David Buhler, Utah's commissioner of higher education, said the Board of Regents has requested $5 million in ongoing performance-based funding from the Legislature.

Before the upcoming legislative session, his office will explain how it would divvy up the money, Buhler said. The specifics are still being worked out, but schools would be rewarded for instructional quality and how well they help students graduate.

"We think it's important that we have a model that minimizes the possibility of bad unintended consequences," Buhler said.

The call for increased investment in education comes after the announcement that Utah generated more than $600 million in surplus revenues this year. Lawmakers and policy makers have also discussed revising Utah's tax laws to generate new revenue.

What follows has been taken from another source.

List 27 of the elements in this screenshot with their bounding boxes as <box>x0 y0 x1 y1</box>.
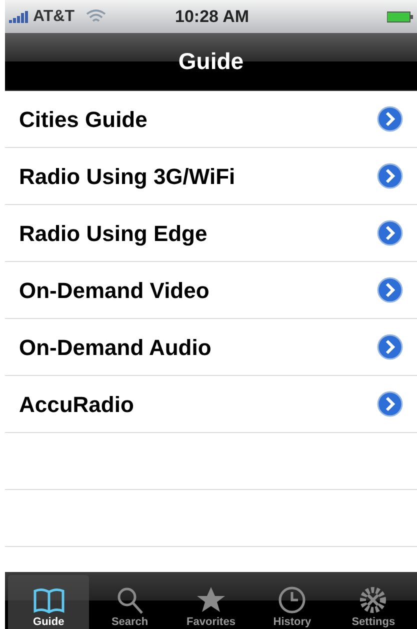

Utah Foundation President Stephen Kroes said implementing the report's recommendations would not necessarily require a tax increase, noting the large budget surplus.

"We're watching carefully right now to evaluate that question," he said. "We're not recommending a specific course of action here, we're laying out some options."

But Kroes added that investment in schools has dipped since the one-two punch of a tax cut in 2007 and years of recession, which in higher education has meant a greater share of costs being shifted away from state funding and onto students.

"People don't like the concept of a high tax burden but it's always, in the past, been high because we have big needs," Kroes said. "If we're not meeting the needs in the future, we'll have to look at that."

Kroes said Utah currently appeals to businesses because of the low costs of land and labor and a light regulatory burden. But he said the state will need to begin investing in benefits in order to sustain growth in the future.

"We can't always be the low-cost location," he said. "At some point we've got to turn our attention to being the high-quality location."